Planning for Pandemics
RESEARCHERS AT the MITRE Corporation are assessing how people react psychologically in emergencies in order to help improve the effectiveness of public health efforts.
“We’d like people, particularly disaster response planners, to be able to take the understanding that we’ve developed of how people think and feel about various types of disasters and apply that understanding to planning efforts,” says Jill Egeth, social behavior scientist at MITRE.
The researchers, who began the project more than two years ago, opted to focus on public cognitions regarding pandemic disease. It was a prescient choice; they started their research before the H1N1 flu became a pandemic and coverage of the disease dominated the news.
Based on subsequent events and survey responses, the researchers are narrowing their focus onto public views of vaccinations during the pandemic. This is a divergence from some of the topics the researchers were focusing on at the start of their research, says Egeth. For example, she says she expected to focus on public views of “social distancing” requests, which would ask the public to stay away from each other so they do not transfer disease. She realized during the course of research that this was not being asked of people during the pandemic. The H1N1 pandemic also spurred the researchers to switch from their own static survey results to instead use the constantly updated data from the Harvard School of Public Health, since the situation was evolving on a daily basis.
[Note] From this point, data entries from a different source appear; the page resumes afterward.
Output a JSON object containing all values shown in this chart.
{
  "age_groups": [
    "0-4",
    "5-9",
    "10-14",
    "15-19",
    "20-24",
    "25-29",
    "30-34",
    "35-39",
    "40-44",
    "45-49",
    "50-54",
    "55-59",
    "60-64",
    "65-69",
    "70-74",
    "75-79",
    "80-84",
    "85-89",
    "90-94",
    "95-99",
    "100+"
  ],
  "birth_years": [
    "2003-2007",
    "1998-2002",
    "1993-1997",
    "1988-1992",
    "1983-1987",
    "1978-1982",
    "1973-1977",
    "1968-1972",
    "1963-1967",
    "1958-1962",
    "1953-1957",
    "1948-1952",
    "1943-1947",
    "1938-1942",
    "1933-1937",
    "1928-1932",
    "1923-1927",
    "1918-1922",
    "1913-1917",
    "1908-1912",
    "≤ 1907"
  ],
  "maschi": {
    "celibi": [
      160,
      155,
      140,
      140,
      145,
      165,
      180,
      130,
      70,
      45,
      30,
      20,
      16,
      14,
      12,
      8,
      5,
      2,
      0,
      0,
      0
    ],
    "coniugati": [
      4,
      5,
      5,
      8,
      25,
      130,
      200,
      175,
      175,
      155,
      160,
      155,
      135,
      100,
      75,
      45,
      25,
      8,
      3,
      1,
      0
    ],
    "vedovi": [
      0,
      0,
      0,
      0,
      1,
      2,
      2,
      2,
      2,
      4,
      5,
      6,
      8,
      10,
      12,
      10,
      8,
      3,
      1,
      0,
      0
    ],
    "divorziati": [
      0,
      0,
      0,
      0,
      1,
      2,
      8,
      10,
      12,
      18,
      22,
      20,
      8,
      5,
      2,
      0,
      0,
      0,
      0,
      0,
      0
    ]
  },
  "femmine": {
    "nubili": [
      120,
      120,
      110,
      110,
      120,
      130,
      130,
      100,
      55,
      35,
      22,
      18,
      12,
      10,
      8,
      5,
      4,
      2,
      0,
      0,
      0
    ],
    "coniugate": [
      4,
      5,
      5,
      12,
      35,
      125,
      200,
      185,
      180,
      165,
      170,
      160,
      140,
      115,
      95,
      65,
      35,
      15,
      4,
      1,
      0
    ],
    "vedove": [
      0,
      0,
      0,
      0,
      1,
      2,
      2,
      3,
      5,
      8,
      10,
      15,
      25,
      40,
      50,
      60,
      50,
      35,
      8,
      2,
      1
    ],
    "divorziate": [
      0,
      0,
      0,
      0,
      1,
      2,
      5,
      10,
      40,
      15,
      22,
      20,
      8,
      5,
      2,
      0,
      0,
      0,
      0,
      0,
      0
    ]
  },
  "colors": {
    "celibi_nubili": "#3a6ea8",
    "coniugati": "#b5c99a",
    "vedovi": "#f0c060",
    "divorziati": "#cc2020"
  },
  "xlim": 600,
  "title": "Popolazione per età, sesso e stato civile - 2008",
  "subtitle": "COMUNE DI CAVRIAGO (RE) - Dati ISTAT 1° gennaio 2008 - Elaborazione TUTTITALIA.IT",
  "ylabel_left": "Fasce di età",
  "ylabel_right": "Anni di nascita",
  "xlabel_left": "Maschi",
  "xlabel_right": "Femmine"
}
The findings so far reveal that public concerns about vaccines generally and doubts about the reliability of swine flu vaccines specifically—such as whether they had been made too quickly—affected whether people were willing to get vaccinated, says Egeth.
“Planners should know that the public reaction to the vaccines will not be 100 percent positive,” she says. People are not going to comply, and [planners] need to adjust their plans accordingly. And that might mean creating a tailored communication campaign where they change people’s attitudes and beliefs about vaccines to help increase vaccination compliance.”
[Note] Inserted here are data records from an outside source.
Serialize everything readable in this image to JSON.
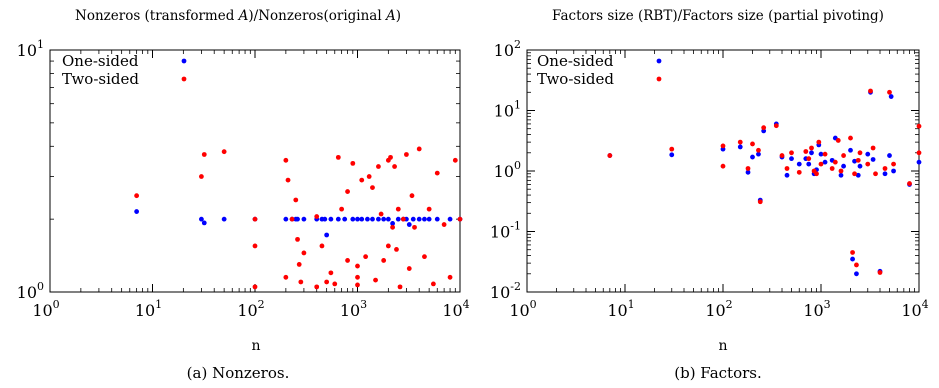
{
  "chart_data": [
    {
      "type": "scatter",
      "title": "Nonzeros (transformed A)/Nonzeros(original A)",
      "xlabel": "n",
      "ylabel": "",
      "caption": "(a) Nonzeros.",
      "x_scale": "log",
      "y_scale": "log",
      "xlim": [
        1,
        10000
      ],
      "ylim": [
        1,
        10
      ],
      "x_ticks": [
        {
          "value": 1,
          "base": "10",
          "exp": "0"
        },
        {
          "value": 10,
          "base": "10",
          "exp": "1"
        },
        {
          "value": 100,
          "base": "10",
          "exp": "2"
        },
        {
          "value": 1000,
          "base": "10",
          "exp": "3"
        },
        {
          "value": 10000,
          "base": "10",
          "exp": "4"
        }
      ],
      "y_ticks": [
        {
          "value": 1,
          "base": "10",
          "exp": "0"
        },
        {
          "value": 10,
          "base": "10",
          "exp": "1"
        }
      ],
      "grid": false,
      "legend_position": "top-left",
      "series": [
        {
          "name": "One-sided",
          "color": "#0000ff",
          "points": [
            [
              7,
              2.15
            ],
            [
              30,
              2.0
            ],
            [
              32,
              1.93
            ],
            [
              50,
              2.0
            ],
            [
              100,
              2.0
            ],
            [
              200,
              2.0
            ],
            [
              230,
              2.0
            ],
            [
              250,
              2.0
            ],
            [
              260,
              2.0
            ],
            [
              300,
              2.0
            ],
            [
              400,
              2.0
            ],
            [
              450,
              2.0
            ],
            [
              480,
              2.0
            ],
            [
              500,
              1.72
            ],
            [
              550,
              2.0
            ],
            [
              650,
              2.0
            ],
            [
              750,
              2.0
            ],
            [
              900,
              2.0
            ],
            [
              1000,
              2.0
            ],
            [
              1100,
              2.0
            ],
            [
              1250,
              2.0
            ],
            [
              1400,
              2.0
            ],
            [
              1600,
              2.0
            ],
            [
              1800,
              2.0
            ],
            [
              2000,
              2.0
            ],
            [
              2200,
              1.92
            ],
            [
              2500,
              2.0
            ],
            [
              2800,
              2.0
            ],
            [
              3000,
              2.0
            ],
            [
              3200,
              1.9
            ],
            [
              3500,
              2.0
            ],
            [
              4000,
              2.0
            ],
            [
              4500,
              2.0
            ],
            [
              5000,
              2.0
            ],
            [
              6000,
              2.0
            ],
            [
              8000,
              2.0
            ],
            [
              10000,
              2.0
            ]
          ]
        },
        {
          "name": "Two-sided",
          "color": "#ff0000",
          "points": [
            [
              7,
              2.5
            ],
            [
              30,
              3.0
            ],
            [
              32,
              3.7
            ],
            [
              50,
              3.8
            ],
            [
              100,
              2.0
            ],
            [
              100,
              1.55
            ],
            [
              100,
              1.05
            ],
            [
              200,
              3.5
            ],
            [
              200,
              1.15
            ],
            [
              210,
              2.9
            ],
            [
              230,
              2.0
            ],
            [
              250,
              2.4
            ],
            [
              260,
              1.65
            ],
            [
              270,
              1.3
            ],
            [
              280,
              1.1
            ],
            [
              300,
              1.45
            ],
            [
              400,
              2.05
            ],
            [
              400,
              1.05
            ],
            [
              450,
              1.55
            ],
            [
              500,
              1.1
            ],
            [
              550,
              1.2
            ],
            [
              600,
              1.08
            ],
            [
              650,
              3.6
            ],
            [
              700,
              2.2
            ],
            [
              800,
              2.6
            ],
            [
              800,
              1.35
            ],
            [
              900,
              3.4
            ],
            [
              1000,
              1.07
            ],
            [
              1000,
              1.28
            ],
            [
              1000,
              1.15
            ],
            [
              1100,
              2.9
            ],
            [
              1200,
              1.4
            ],
            [
              1300,
              3.0
            ],
            [
              1400,
              2.7
            ],
            [
              1500,
              1.12
            ],
            [
              1600,
              3.3
            ],
            [
              1700,
              2.1
            ],
            [
              1800,
              1.35
            ],
            [
              2000,
              1.55
            ],
            [
              2000,
              3.5
            ],
            [
              2100,
              3.6
            ],
            [
              2200,
              1.85
            ],
            [
              2300,
              3.3
            ],
            [
              2400,
              1.5
            ],
            [
              2500,
              2.2
            ],
            [
              2600,
              1.05
            ],
            [
              2800,
              2.0
            ],
            [
              3000,
              3.7
            ],
            [
              3200,
              1.25
            ],
            [
              3400,
              2.5
            ],
            [
              3600,
              1.85
            ],
            [
              4000,
              3.9
            ],
            [
              4500,
              1.4
            ],
            [
              5000,
              2.2
            ],
            [
              5500,
              1.08
            ],
            [
              6000,
              3.1
            ],
            [
              7000,
              1.9
            ],
            [
              8000,
              1.15
            ],
            [
              9000,
              3.5
            ],
            [
              10000,
              2.0
            ]
          ]
        }
      ]
    },
    {
      "type": "scatter",
      "title": "Factors size (RBT)/Factors size (partial pivoting)",
      "xlabel": "n",
      "ylabel": "",
      "caption": "(b) Factors.",
      "x_scale": "log",
      "y_scale": "log",
      "xlim": [
        1,
        10000
      ],
      "ylim": [
        0.01,
        100
      ],
      "x_ticks": [
        {
          "value": 1,
          "base": "10",
          "exp": "0"
        },
        {
          "value": 10,
          "base": "10",
          "exp": "1"
        },
        {
          "value": 100,
          "base": "10",
          "exp": "2"
        },
        {
          "value": 1000,
          "base": "10",
          "exp": "3"
        },
        {
          "value": 10000,
          "base": "10",
          "exp": "4"
        }
      ],
      "y_ticks": [
        {
          "value": 0.01,
          "base": "10",
          "exp": "-2"
        },
        {
          "value": 0.1,
          "base": "10",
          "exp": "-1"
        },
        {
          "value": 1,
          "base": "10",
          "exp": "0"
        },
        {
          "value": 10,
          "base": "10",
          "exp": "1"
        },
        {
          "value": 100,
          "base": "10",
          "exp": "2"
        }
      ],
      "grid": false,
      "legend_position": "top-left",
      "series": [
        {
          "name": "One-sided",
          "color": "#0000ff",
          "points": [
            [
              7,
              1.8
            ],
            [
              30,
              1.85
            ],
            [
              100,
              2.3
            ],
            [
              150,
              2.5
            ],
            [
              180,
              0.95
            ],
            [
              200,
              1.7
            ],
            [
              230,
              1.9
            ],
            [
              240,
              0.33
            ],
            [
              260,
              4.6
            ],
            [
              350,
              6.0
            ],
            [
              400,
              1.7
            ],
            [
              450,
              0.85
            ],
            [
              500,
              1.6
            ],
            [
              600,
              1.3
            ],
            [
              700,
              1.6
            ],
            [
              750,
              1.3
            ],
            [
              800,
              2.0
            ],
            [
              850,
              0.9
            ],
            [
              900,
              1.05
            ],
            [
              950,
              2.7
            ],
            [
              1000,
              1.9
            ],
            [
              1100,
              1.4
            ],
            [
              1300,
              1.5
            ],
            [
              1400,
              3.5
            ],
            [
              1600,
              0.85
            ],
            [
              1700,
              1.2
            ],
            [
              2000,
              2.2
            ],
            [
              2100,
              0.035
            ],
            [
              2200,
              1.45
            ],
            [
              2300,
              0.02
            ],
            [
              2400,
              0.85
            ],
            [
              2500,
              1.2
            ],
            [
              3000,
              1.9
            ],
            [
              3200,
              20.0
            ],
            [
              3400,
              1.55
            ],
            [
              4000,
              0.022
            ],
            [
              4500,
              0.9
            ],
            [
              5000,
              1.8
            ],
            [
              5200,
              17.0
            ],
            [
              5500,
              1.0
            ],
            [
              8000,
              0.6
            ],
            [
              10000,
              1.4
            ]
          ]
        },
        {
          "name": "Two-sided",
          "color": "#ff0000",
          "points": [
            [
              7,
              1.8
            ],
            [
              30,
              2.3
            ],
            [
              100,
              2.6
            ],
            [
              100,
              1.2
            ],
            [
              150,
              3.0
            ],
            [
              180,
              1.1
            ],
            [
              200,
              2.8
            ],
            [
              230,
              2.2
            ],
            [
              240,
              0.31
            ],
            [
              260,
              5.2
            ],
            [
              350,
              5.6
            ],
            [
              400,
              1.8
            ],
            [
              450,
              1.1
            ],
            [
              500,
              2.0
            ],
            [
              600,
              0.95
            ],
            [
              700,
              2.1
            ],
            [
              750,
              1.6
            ],
            [
              800,
              2.4
            ],
            [
              850,
              1.0
            ],
            [
              900,
              0.9
            ],
            [
              950,
              3.0
            ],
            [
              1000,
              1.3
            ],
            [
              1100,
              1.9
            ],
            [
              1300,
              1.1
            ],
            [
              1400,
              1.4
            ],
            [
              1500,
              3.2
            ],
            [
              1600,
              1.0
            ],
            [
              1700,
              1.8
            ],
            [
              2000,
              3.5
            ],
            [
              2100,
              0.045
            ],
            [
              2200,
              0.9
            ],
            [
              2300,
              0.028
            ],
            [
              2400,
              1.5
            ],
            [
              2500,
              2.0
            ],
            [
              3000,
              1.3
            ],
            [
              3200,
              21.0
            ],
            [
              3400,
              2.4
            ],
            [
              3600,
              0.9
            ],
            [
              4000,
              0.021
            ],
            [
              4500,
              1.1
            ],
            [
              5000,
              20.0
            ],
            [
              5500,
              1.3
            ],
            [
              8000,
              0.62
            ],
            [
              10000,
              5.5
            ],
            [
              10000,
              2.0
            ]
          ]
        }
      ]
    }
  ]
}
The next step is feeding the data into the computer program developed by other MITRE researchers, which will map the pandemic. The software will model how people’s cognitions about the pandemic might affect the spread of the disease. “What this gives us is some perspective on how important different attitudes and beliefs are, and which attitudes and beliefs the government should focus on changing,” says Egeth.
The researchers hope that their algorithms will provide more information for those who are making the decisions about how to prepare for a pandemic. Perhaps now that it’s clear that a portion of the public distrusts vaccines, more effort will be spent promoting a vaccine in any future pandemics or outbreaks. Jill Mathieu, a MITRE systems engineer who is working on the computer aspect of this project, says the findings can also be helpful to companies that might be deciding whether or not to purchase stocks of vaccines for their employees.
Additionally, vaccines are considered to be a national security tool. Tevi Troy, who is former deputy secretary of Health and Human Services, wrote in an editorial in the Daily Caller that “homeland security officials must also recognize the serious impact of vaccine skepticism on domestic preparedness against biological threats, be they natural or man-made. Our No. 1 defense against many biological threats, including pandemic influenza, smallpox, and anthrax is vaccinations; and it is essential that the public be ready and willing to secure vaccinations in case of outbreaks of these deadly diseases.”
Once the study is completed, Egeth and Mathieu will be sharing the results of their work with government agencies.